Tantalum Capacitor Technology Options for High Temperature and Harsh Environment Applications

Abstract

Abstract As new temperature critical applications continue to emerge, the need for components capable of enduring temperatures up to and exceeding 200°C is increasing. Advanced down-hole electronics, underhood automotive and aerospace systems rely on components delivering optimal performance while subject to extreme environmental conditions. This paper will discuss the design advances in tantalum technology that have given rise to innovative devices that provide the enabling technology for a new generation of applications. Traditionally, hermetically sealed “wet” axial tantalum capacitors (utilizing a non-solid electrolyte that promotes self-healing and long lifetime), have been used for both high bulk capacitance (to 5,600uF) and high voltage applications (to 125VDC).
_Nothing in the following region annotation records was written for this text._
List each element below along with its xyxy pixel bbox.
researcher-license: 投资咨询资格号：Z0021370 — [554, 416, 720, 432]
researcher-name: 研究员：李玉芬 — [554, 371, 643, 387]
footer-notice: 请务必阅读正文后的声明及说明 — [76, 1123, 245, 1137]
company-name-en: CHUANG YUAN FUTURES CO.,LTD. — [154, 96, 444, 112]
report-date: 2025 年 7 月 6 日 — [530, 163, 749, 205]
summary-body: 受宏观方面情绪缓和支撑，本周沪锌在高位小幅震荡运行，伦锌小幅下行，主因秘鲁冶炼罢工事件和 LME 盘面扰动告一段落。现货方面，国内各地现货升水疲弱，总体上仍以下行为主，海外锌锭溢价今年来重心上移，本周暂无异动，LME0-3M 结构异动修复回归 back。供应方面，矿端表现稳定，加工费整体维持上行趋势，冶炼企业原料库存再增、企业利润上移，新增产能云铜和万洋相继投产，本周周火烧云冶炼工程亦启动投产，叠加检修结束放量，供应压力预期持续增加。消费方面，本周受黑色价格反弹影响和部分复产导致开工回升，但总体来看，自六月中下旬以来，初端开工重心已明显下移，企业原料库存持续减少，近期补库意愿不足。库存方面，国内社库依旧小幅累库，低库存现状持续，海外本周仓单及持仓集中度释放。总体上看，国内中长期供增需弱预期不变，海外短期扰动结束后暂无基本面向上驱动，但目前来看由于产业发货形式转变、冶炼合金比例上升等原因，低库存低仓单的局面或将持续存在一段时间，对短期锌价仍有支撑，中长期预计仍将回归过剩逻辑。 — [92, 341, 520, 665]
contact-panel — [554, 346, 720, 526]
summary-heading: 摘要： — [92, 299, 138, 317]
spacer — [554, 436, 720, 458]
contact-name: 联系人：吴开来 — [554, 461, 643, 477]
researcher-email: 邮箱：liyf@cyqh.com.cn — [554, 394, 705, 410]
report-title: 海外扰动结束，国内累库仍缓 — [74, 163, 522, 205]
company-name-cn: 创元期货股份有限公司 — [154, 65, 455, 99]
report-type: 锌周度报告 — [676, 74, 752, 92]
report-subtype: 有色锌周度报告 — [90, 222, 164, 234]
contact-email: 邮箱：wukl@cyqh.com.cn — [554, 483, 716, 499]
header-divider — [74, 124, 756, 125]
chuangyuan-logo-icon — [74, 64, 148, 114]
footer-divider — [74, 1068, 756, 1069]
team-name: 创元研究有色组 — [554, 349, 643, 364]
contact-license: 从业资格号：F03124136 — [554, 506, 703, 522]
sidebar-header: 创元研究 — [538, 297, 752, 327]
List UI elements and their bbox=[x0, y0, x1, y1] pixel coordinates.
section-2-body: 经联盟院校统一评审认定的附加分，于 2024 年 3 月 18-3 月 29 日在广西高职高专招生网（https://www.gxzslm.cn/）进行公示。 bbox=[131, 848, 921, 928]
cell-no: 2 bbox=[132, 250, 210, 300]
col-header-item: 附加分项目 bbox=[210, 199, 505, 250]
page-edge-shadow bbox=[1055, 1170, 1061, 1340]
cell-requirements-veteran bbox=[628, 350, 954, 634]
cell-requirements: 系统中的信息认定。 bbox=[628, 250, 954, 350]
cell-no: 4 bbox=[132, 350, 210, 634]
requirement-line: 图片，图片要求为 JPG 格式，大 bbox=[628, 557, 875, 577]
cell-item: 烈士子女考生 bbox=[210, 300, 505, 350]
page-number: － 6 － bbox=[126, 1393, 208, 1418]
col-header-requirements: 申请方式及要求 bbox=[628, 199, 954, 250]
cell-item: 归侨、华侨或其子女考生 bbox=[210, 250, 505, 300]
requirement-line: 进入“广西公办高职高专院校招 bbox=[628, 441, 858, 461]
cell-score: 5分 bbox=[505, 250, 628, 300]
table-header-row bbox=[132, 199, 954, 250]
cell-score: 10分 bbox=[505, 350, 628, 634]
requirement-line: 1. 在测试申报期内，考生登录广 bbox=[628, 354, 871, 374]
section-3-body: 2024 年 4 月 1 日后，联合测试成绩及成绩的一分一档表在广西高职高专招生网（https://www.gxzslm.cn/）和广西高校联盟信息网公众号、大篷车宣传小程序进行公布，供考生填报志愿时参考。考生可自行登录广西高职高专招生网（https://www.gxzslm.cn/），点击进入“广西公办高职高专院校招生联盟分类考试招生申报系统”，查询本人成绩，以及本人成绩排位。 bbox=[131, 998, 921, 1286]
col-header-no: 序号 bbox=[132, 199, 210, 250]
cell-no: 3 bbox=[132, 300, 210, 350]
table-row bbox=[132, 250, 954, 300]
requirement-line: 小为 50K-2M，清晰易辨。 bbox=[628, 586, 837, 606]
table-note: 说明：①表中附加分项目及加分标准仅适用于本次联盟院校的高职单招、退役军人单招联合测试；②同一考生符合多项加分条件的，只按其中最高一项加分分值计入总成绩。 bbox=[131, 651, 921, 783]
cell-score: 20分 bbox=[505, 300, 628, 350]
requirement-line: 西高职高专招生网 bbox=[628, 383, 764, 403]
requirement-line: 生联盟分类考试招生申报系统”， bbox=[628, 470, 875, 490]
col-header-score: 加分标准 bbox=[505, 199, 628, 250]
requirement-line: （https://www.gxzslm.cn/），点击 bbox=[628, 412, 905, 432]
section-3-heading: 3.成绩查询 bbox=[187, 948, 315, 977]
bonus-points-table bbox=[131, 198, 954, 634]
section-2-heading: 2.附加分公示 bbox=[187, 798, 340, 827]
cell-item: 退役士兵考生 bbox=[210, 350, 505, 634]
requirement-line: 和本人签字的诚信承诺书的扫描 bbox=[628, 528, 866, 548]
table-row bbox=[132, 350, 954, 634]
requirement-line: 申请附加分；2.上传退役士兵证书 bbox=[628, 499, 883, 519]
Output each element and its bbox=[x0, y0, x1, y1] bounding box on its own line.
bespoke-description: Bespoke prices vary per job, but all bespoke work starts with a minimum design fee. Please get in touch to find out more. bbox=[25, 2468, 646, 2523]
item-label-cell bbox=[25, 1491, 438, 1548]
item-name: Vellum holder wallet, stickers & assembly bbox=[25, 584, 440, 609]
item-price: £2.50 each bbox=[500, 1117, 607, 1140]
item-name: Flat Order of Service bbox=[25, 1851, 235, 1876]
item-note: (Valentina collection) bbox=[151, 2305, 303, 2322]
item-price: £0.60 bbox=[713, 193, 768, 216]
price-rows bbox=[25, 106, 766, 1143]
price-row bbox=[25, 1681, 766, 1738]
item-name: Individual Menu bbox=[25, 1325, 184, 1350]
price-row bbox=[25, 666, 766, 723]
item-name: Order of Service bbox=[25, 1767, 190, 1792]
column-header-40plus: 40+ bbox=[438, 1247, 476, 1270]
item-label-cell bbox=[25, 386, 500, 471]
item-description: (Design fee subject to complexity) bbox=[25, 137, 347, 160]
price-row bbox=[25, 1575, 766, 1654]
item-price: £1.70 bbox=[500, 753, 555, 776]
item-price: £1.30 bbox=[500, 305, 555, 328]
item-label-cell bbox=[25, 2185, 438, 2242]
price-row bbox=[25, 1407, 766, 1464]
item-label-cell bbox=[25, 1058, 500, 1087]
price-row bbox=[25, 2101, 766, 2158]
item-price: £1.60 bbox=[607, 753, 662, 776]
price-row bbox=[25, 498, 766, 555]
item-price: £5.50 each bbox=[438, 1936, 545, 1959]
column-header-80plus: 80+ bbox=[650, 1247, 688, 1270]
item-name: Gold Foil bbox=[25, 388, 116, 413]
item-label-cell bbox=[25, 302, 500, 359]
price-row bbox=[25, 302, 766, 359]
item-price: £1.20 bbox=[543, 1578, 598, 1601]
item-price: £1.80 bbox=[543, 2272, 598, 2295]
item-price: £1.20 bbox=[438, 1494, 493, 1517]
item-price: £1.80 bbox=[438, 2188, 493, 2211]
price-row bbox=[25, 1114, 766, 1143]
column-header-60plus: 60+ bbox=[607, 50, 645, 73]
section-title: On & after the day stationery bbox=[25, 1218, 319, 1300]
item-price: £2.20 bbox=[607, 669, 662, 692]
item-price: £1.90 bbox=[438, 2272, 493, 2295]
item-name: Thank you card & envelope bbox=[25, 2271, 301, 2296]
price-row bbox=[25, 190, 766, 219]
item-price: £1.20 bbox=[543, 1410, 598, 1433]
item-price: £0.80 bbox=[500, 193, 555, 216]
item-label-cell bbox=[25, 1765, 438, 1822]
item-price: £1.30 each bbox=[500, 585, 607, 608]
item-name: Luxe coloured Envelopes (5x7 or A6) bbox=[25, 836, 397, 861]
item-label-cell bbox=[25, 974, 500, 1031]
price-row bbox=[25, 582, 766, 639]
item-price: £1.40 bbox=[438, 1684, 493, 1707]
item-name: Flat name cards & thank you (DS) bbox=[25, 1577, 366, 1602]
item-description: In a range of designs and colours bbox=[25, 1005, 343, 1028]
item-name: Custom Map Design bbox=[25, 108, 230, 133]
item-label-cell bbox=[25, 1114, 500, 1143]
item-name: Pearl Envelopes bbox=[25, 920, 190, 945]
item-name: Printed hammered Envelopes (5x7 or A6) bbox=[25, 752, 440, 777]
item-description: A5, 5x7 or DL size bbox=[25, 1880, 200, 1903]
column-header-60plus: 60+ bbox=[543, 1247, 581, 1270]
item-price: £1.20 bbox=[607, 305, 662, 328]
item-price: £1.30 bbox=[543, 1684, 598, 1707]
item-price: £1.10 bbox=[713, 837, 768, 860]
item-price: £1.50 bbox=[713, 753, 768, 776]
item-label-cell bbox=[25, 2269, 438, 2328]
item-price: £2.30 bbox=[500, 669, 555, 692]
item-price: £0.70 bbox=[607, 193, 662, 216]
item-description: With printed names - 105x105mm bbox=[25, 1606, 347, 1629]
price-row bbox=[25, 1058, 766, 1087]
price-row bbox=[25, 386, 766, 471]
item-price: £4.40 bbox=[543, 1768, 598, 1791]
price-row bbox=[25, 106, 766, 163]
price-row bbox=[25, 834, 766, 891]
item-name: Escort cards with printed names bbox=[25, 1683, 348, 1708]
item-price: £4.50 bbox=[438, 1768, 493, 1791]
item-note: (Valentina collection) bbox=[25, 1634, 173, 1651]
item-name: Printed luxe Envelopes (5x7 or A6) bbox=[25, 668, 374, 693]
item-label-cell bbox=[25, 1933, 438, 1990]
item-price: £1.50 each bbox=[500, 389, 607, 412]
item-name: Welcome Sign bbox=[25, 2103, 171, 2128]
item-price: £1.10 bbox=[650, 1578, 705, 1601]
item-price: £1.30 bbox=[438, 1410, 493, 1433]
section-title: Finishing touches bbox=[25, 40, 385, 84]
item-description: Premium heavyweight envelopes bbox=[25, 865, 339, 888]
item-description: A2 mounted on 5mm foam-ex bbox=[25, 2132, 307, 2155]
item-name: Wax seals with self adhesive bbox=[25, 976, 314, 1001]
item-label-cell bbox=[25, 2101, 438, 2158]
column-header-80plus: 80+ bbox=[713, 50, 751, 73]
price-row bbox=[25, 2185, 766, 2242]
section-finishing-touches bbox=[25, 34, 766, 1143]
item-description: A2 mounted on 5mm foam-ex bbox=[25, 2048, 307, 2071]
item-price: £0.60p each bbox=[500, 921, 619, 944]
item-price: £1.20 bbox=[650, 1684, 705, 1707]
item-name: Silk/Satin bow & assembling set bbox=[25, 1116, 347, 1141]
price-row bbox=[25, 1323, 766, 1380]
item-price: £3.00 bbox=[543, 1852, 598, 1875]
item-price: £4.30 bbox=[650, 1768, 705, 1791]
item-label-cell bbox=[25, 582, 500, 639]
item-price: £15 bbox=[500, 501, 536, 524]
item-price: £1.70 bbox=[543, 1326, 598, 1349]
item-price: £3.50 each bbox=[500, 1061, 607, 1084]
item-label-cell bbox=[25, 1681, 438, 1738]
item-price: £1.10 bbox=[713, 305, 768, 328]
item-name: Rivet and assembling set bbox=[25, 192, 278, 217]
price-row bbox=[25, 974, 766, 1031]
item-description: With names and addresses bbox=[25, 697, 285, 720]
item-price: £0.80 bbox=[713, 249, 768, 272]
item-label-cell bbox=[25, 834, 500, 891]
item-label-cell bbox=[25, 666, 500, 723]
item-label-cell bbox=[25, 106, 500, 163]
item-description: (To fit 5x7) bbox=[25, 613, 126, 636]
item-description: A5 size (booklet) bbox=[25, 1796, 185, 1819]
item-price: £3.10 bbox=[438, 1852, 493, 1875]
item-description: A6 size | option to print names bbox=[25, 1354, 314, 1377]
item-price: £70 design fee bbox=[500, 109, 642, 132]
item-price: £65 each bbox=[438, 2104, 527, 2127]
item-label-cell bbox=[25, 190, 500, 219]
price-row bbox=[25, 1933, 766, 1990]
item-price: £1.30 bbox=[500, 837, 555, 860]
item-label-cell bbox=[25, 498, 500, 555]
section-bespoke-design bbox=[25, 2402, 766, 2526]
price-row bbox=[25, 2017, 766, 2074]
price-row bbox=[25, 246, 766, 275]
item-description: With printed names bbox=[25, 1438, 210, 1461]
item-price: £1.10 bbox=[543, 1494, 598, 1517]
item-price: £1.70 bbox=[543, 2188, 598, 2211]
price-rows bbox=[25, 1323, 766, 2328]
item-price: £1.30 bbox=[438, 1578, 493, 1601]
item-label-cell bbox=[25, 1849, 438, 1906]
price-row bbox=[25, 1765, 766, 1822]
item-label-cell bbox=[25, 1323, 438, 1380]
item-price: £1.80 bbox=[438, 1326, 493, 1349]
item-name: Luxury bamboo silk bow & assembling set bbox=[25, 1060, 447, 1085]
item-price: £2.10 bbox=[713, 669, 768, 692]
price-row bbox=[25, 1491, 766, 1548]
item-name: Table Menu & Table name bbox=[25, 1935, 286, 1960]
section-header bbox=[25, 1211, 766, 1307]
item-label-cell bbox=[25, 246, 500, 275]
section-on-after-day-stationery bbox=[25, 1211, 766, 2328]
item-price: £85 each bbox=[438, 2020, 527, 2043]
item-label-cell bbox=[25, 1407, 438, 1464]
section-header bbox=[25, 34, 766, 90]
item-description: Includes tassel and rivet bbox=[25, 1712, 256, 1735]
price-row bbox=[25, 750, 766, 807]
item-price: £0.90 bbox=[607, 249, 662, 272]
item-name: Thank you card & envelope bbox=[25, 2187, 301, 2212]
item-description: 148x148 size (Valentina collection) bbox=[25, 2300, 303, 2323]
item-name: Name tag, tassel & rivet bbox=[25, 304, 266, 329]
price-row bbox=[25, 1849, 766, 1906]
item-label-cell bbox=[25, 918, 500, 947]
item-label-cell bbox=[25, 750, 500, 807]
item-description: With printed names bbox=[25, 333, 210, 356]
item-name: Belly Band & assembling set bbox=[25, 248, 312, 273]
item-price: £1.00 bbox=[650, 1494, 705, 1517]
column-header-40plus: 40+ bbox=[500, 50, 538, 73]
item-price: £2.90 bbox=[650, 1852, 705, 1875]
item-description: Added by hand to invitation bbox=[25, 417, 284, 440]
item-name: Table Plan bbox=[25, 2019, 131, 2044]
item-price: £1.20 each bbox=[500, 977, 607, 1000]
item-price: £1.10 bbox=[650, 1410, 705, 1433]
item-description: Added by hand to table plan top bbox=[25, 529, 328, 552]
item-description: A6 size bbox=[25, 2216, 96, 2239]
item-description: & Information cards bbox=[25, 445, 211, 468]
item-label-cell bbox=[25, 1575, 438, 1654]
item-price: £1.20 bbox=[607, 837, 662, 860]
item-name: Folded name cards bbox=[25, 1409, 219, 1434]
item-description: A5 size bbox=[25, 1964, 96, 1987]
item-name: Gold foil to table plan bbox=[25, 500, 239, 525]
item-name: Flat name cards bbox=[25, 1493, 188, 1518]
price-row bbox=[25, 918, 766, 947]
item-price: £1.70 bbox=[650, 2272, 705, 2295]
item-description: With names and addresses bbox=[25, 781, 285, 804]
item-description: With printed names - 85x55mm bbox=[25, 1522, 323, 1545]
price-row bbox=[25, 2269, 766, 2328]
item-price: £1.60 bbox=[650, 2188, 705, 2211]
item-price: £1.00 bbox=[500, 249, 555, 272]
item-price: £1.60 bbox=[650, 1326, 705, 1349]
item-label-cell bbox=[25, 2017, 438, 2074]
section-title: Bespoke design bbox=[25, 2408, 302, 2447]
In recent years, this technology has been developed to meet the 200°C operational requirements of harsher environment industrial applications. For lower operating voltages (6v – 25v), SMD packages are preferred, and for several years, 200°C rated high temperature solid tantalum chip devices have been the preferred technology over “wet” tantalum for capacitances to 220uF, being smaller size, lower cost and having the combination of lower ESR and higher frequency response. More recently, hermetic SMD packaging has been developed for SMD solid tantalum capacitors. The hermetic seal enables the internal element to be operated in an inert gas environment, while offering superior resistance to moisture ingress. These two factors enable operation to 230°C, with higher capacitance (up to 330uF) and voltage (up to 63vDC) ranges. Both molded and hermetic high temperature SMD solid tantalum capacitors have been developed to be compatible with high temperature pcb or hybrid circuit assembly processes, with a range of termination finishes compatible with HMP solder, epoxy or wire bonding. Their design also harsh mechanical environment shock & vibration. This paper will discuss the evolution in materials, design and testing for each of these technologies, along with the considerations taken into account to give maximum compatibility with emerging requirements in high temperature and harsh environment applications, with emphasis on down-hole oil exploration, aerospace and military systems and underhood automotive electronics.